Ohne meine Freundin Gesine wäre ich dem Buch vermutlich nie begegnet. Wir waren kurz nach dem Jahreswechsel im Folkwang Museum zum Spaziergang durch die ständige Sammlung verabredet (die immer wieder neu gehängt und arrangiert wird, sodass es jedes Mal ein Mix aus Entdeckungsreise und Wiedererkennen ist) verabredet, wo sie es mir als Neujahrsgeschenk überreichte. Weil das „Familienalbum“, mein aktuelles Projekt, doch auch ein Memoir ist. Und weil Essen und Kochrezepte aller Art immer wieder in unseren (Telefon)Gesprächen auftauchen. Obendrein hatte ich als Kind ein ausgesprochenes Faible für den indischen Subkontinent, der in den fantastischen Spielen von meiner Freundin Konni und mir eine große Rolle spielt, und liebe exotische Gewürze (und Rezepte) aller Art.
Dass ich dagegen Padma Lakshmi zuvor nie bewusst wahrgenommen hatte und im Gegensastz zu ihr die Modewelt für mich vollkommen uninteressant ist, tat der Lesefreude keinen Abbruch. Okay, manches habe ich lediglich quergelesen, etwa Modebusiness oder Details aus dem US-TV-Geschäft betreffend, anderes dagegen regelrecht verschlungen, wie all die Aufenthalte in Indien als Kind und Jugendliche oder manch New-Yorker-Szene mit ihrem (Ex)Mann Salman Rushdie. Dessen Werke hatte ich eigentlich längst wieder lesen wollen; seit einer Begegnung mit seinen „Midnight Children“ in den 1980ern kam es nicht mehr dazu – aber ich muss sagen, ihn nun dank Lakshmis Memoir durch die Augen einer ihn liebenden, aber von ihm dank seiner unangenehmen, überheblichen Art immer wieder verletzten jungen Frau gesehen zu haben, lässt mich zögern. Es gibt ja noch so viel anderes zwischen Buchdeckeln zu entdecken.
Etwa die Tatsache, dass Lakshmi als dunkelhäutige Frau in Europa mehr Chancen in der Modebranche hatte als in den USA. Wie weiß-blond fixiert man dort anscheinend nach wie vor auch oder womöglich erst recht in diesem Geschäft ist, dessen Bilder den Blick so vieler junger Frauen auf sich selbst prägen, war mir nicht bewusst. Naiv, wie ich in diesen Dingen bin (ich hatte mit 14 Jahren beschlossen, ich sei ohnehin hässlich, nichts zu machen, und so das Thema Aussehen für mich weitestgehend erledigt), hätte ich gedacht, je mehr Menschen unterschiedlicher Hautfarben irgendwo zusammenleben, um so mehr bildet sich das auch etwa in der Mode ab.

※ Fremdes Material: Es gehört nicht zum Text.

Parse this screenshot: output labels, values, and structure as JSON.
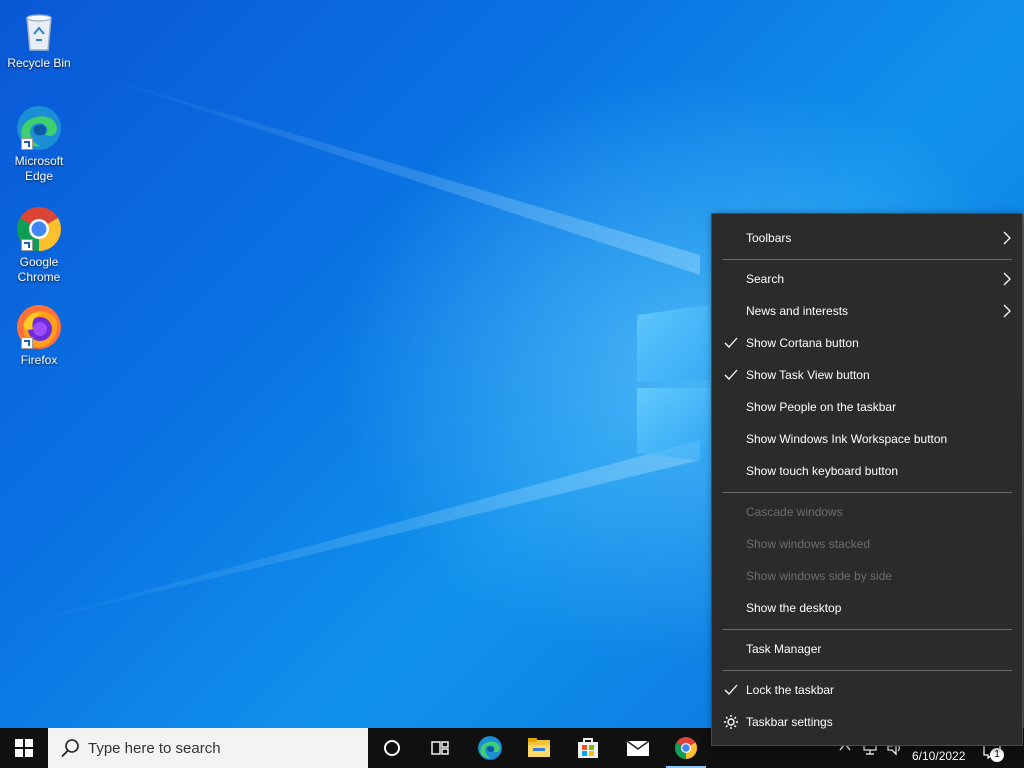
{
  "desktop": {
    "icons": [
      {
        "label_line1": "Recycle Bin",
        "label_line2": "",
        "icon": "recycle-bin-icon"
      },
      {
        "label_line1": "Microsoft",
        "label_line2": "Edge",
        "icon": "edge-icon"
      },
      {
        "label_line1": "Google",
        "label_line2": "Chrome",
        "icon": "chrome-icon"
      },
      {
        "label_line1": "Firefox",
        "label_line2": "",
        "icon": "firefox-icon"
      }
    ]
  },
  "context_menu": {
    "items": [
      {
        "label": "Toolbars",
        "checked": false,
        "submenu": true,
        "disabled": false
      },
      {
        "label": "Search",
        "checked": false,
        "submenu": true,
        "disabled": false
      },
      {
        "label": "News and interests",
        "checked": false,
        "submenu": true,
        "disabled": false
      },
      {
        "label": "Show Cortana button",
        "checked": true,
        "submenu": false,
        "disabled": false
      },
      {
        "label": "Show Task View button",
        "checked": true,
        "submenu": false,
        "disabled": false
      },
      {
        "label": "Show People on the taskbar",
        "checked": false,
        "submenu": false,
        "disabled": false
      },
      {
        "label": "Show Windows Ink Workspace button",
        "checked": false,
        "submenu": false,
        "disabled": false
      },
      {
        "label": "Show touch keyboard button",
        "checked": false,
        "submenu": false,
        "disabled": false
      },
      {
        "label": "Cascade windows",
        "checked": false,
        "submenu": false,
        "disabled": true
      },
      {
        "label": "Show windows stacked",
        "checked": false,
        "submenu": false,
        "disabled": true
      },
      {
        "label": "Show windows side by side",
        "checked": false,
        "submenu": false,
        "disabled": true
      },
      {
        "label": "Show the desktop",
        "checked": false,
        "submenu": false,
        "disabled": false
      },
      {
        "label": "Task Manager",
        "checked": false,
        "submenu": false,
        "disabled": false
      },
      {
        "label": "Lock the taskbar",
        "checked": true,
        "submenu": false,
        "disabled": false
      },
      {
        "label": "Taskbar settings",
        "checked": false,
        "submenu": false,
        "disabled": false,
        "icon": "gear-icon"
      }
    ]
  },
  "taskbar": {
    "search_placeholder": "Type here to search",
    "pinned": [
      "cortana-icon",
      "task-view-icon",
      "edge-icon",
      "file-explorer-icon",
      "store-icon",
      "mail-icon",
      "chrome-icon"
    ],
    "date": "6/10/2022",
    "notification_count": "1"
  },
  "colors": {
    "menu_bg": "#2b2b2b",
    "taskbar_bg": "#101010",
    "desktop_blue": "#0a74e3"
  }
}
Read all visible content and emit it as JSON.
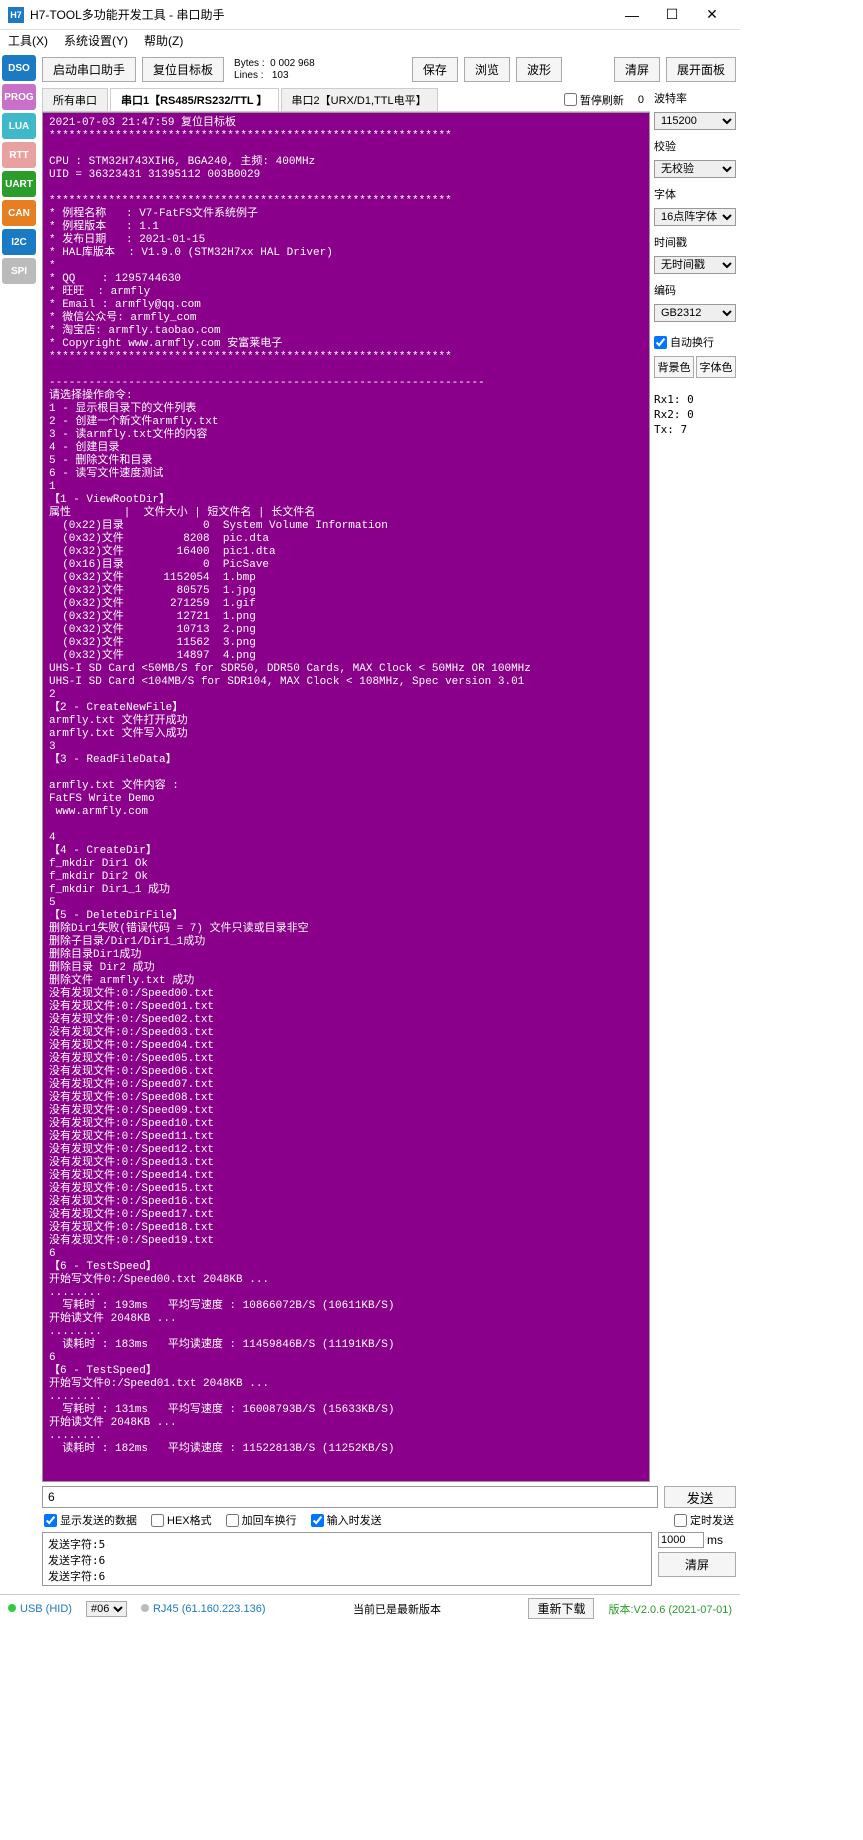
{
  "title": "H7-TOOL多功能开发工具 - 串口助手",
  "menu": {
    "tool": "工具(X)",
    "sys": "系统设置(Y)",
    "help": "帮助(Z)"
  },
  "sidebar": [
    {
      "label": "DSO",
      "bg": "#1a7bc4"
    },
    {
      "label": "PROG",
      "bg": "#c970c9"
    },
    {
      "label": "LUA",
      "bg": "#3fb8c9"
    },
    {
      "label": "RTT",
      "bg": "#e9a0a0"
    },
    {
      "label": "UART",
      "bg": "#2a9d2a"
    },
    {
      "label": "CAN",
      "bg": "#e67e22"
    },
    {
      "label": "I2C",
      "bg": "#1a7bc4"
    },
    {
      "label": "SPI",
      "bg": "#bbb"
    }
  ],
  "toolbar": {
    "start": "启动串口助手",
    "reset": "复位目标板",
    "bytesLabel": "Bytes :",
    "bytes": "0 002 968",
    "linesLabel": "Lines :",
    "lines": "103",
    "save": "保存",
    "browse": "浏览",
    "wave": "波形",
    "clear": "清屏",
    "expand": "展开面板"
  },
  "tabs": {
    "all": "所有串口",
    "p1": "串口1【RS485/RS232/TTL 】",
    "p2": "串口2【URX/D1,TTL电平】",
    "pause": "暂停刷新",
    "zero": "0"
  },
  "right": {
    "baudLabel": "波特率",
    "baud": "115200",
    "parityLabel": "校验",
    "parity": "无校验",
    "fontLabel": "字体",
    "font": "16点阵字体",
    "tsLabel": "时间戳",
    "ts": "无时间戳",
    "encLabel": "编码",
    "enc": "GB2312",
    "wrap": "自动换行",
    "bg": "背景色",
    "fg": "字体色",
    "rx1": "Rx1:  0",
    "rx2": "Rx2:  0",
    "tx": "Tx:   7"
  },
  "console": "2021-07-03 21:47:59 复位目标板\n*************************************************************\n\nCPU : STM32H743XIH6, BGA240, 主频: 400MHz\nUID = 36323431 31395112 003B0029\n\n*************************************************************\n* 例程名称   : V7-FatFS文件系统例子\n* 例程版本   : 1.1\n* 发布日期   : 2021-01-15\n* HAL库版本  : V1.9.0 (STM32H7xx HAL Driver)\n* \n* QQ    : 1295744630\n* 旺旺  : armfly\n* Email : armfly@qq.com\n* 微信公众号: armfly_com\n* 淘宝店: armfly.taobao.com\n* Copyright www.armfly.com 安富莱电子\n*************************************************************\n\n------------------------------------------------------------------\n请选择操作命令:\n1 - 显示根目录下的文件列表\n2 - 创建一个新文件armfly.txt\n3 - 读armfly.txt文件的内容\n4 - 创建目录\n5 - 删除文件和目录\n6 - 读写文件速度测试\n1\n【1 - ViewRootDir】\n属性        |  文件大小 | 短文件名 | 长文件名\n  (0x22)目录            0  System Volume Information\n  (0x32)文件         8208  pic.dta\n  (0x32)文件        16400  pic1.dta\n  (0x16)目录            0  PicSave\n  (0x32)文件      1152054  1.bmp\n  (0x32)文件        80575  1.jpg\n  (0x32)文件       271259  1.gif\n  (0x32)文件        12721  1.png\n  (0x32)文件        10713  2.png\n  (0x32)文件        11562  3.png\n  (0x32)文件        14897  4.png\nUHS-I SD Card <50MB/S for SDR50, DDR50 Cards, MAX Clock < 50MHz OR 100MHz\nUHS-I SD Card <104MB/S for SDR104, MAX Clock < 108MHz, Spec version 3.01\n2\n【2 - CreateNewFile】\narmfly.txt 文件打开成功\narmfly.txt 文件写入成功\n3\n【3 - ReadFileData】\n\narmfly.txt 文件内容 : \nFatFS Write Demo \n www.armfly.com \n\n4\n【4 - CreateDir】\nf_mkdir Dir1 Ok\nf_mkdir Dir2 Ok\nf_mkdir Dir1_1 成功\n5\n【5 - DeleteDirFile】\n删除Dir1失败(错误代码 = 7) 文件只读或目录非空\n删除子目录/Dir1/Dir1_1成功\n删除目录Dir1成功\n删除目录 Dir2 成功\n删除文件 armfly.txt 成功\n没有发现文件:0:/Speed00.txt\n没有发现文件:0:/Speed01.txt\n没有发现文件:0:/Speed02.txt\n没有发现文件:0:/Speed03.txt\n没有发现文件:0:/Speed04.txt\n没有发现文件:0:/Speed05.txt\n没有发现文件:0:/Speed06.txt\n没有发现文件:0:/Speed07.txt\n没有发现文件:0:/Speed08.txt\n没有发现文件:0:/Speed09.txt\n没有发现文件:0:/Speed10.txt\n没有发现文件:0:/Speed11.txt\n没有发现文件:0:/Speed12.txt\n没有发现文件:0:/Speed13.txt\n没有发现文件:0:/Speed14.txt\n没有发现文件:0:/Speed15.txt\n没有发现文件:0:/Speed16.txt\n没有发现文件:0:/Speed17.txt\n没有发现文件:0:/Speed18.txt\n没有发现文件:0:/Speed19.txt\n6\n【6 - TestSpeed】\n开始写文件0:/Speed00.txt 2048KB ...\n........\n  写耗时 : 193ms   平均写速度 : 10866072B/S (10611KB/S)\n开始读文件 2048KB ...\n........\n  读耗时 : 183ms   平均读速度 : 11459846B/S (11191KB/S)\n6\n【6 - TestSpeed】\n开始写文件0:/Speed01.txt 2048KB ...\n........\n  写耗时 : 131ms   平均写速度 : 16008793B/S (15633KB/S)\n开始读文件 2048KB ...\n........\n  读耗时 : 182ms   平均读速度 : 11522813B/S (11252KB/S)",
  "send": {
    "input": "6",
    "btn": "发送",
    "showSent": "显示发送的数据",
    "hex": "HEX格式",
    "crlf": "加回车换行",
    "sendOnInput": "输入时发送",
    "timed": "定时发送",
    "ms": "1000",
    "msUnit": "ms",
    "clear": "清屏",
    "log": "发送字符:5\n发送字符:6\n发送字符:6"
  },
  "status": {
    "usb": "USB (HID)",
    "ver06": "#06",
    "rj45": "RJ45 (61.160.223.136)",
    "latest": "当前已是最新版本",
    "redl": "重新下载",
    "version": "版本:V2.0.6 (2021-07-01)"
  }
}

Oder dass die Kombination Model – also dünne Frau – und genussvoll Essen, auf hohem Niveau Kochen und sich auch noch ernsthaft mit dem Thema Ess- und Kochkultur befassen, anscheinend immer noch für viele beinahe außerirdisch anmutet. Wieso eigentlich? Und wieso müssen Frauen sich immer noch anhören, dass Regelschmerzen halt dazugehören, selbst wenn sie überwältigend sind, sodass ja niemand rechtzeitig genauer hinschaut und wirklich gravierende Diagnosen wie Endometriose übersehen werden können?
Und wieso fühlen sich Frauen so oft, als wären sie nicht gut genug?
Fragen über Fragen, die noch viele Wochen nach der Lektüre nachhallen. Was unbedingt eine gute Sache ist bei einem ausgelesenen Buch. Allerdings muss ich mich jetzt entschuldigen. Der Magen knurrt, das Frühstück ruft und die Morgenlektüre natürlich auch.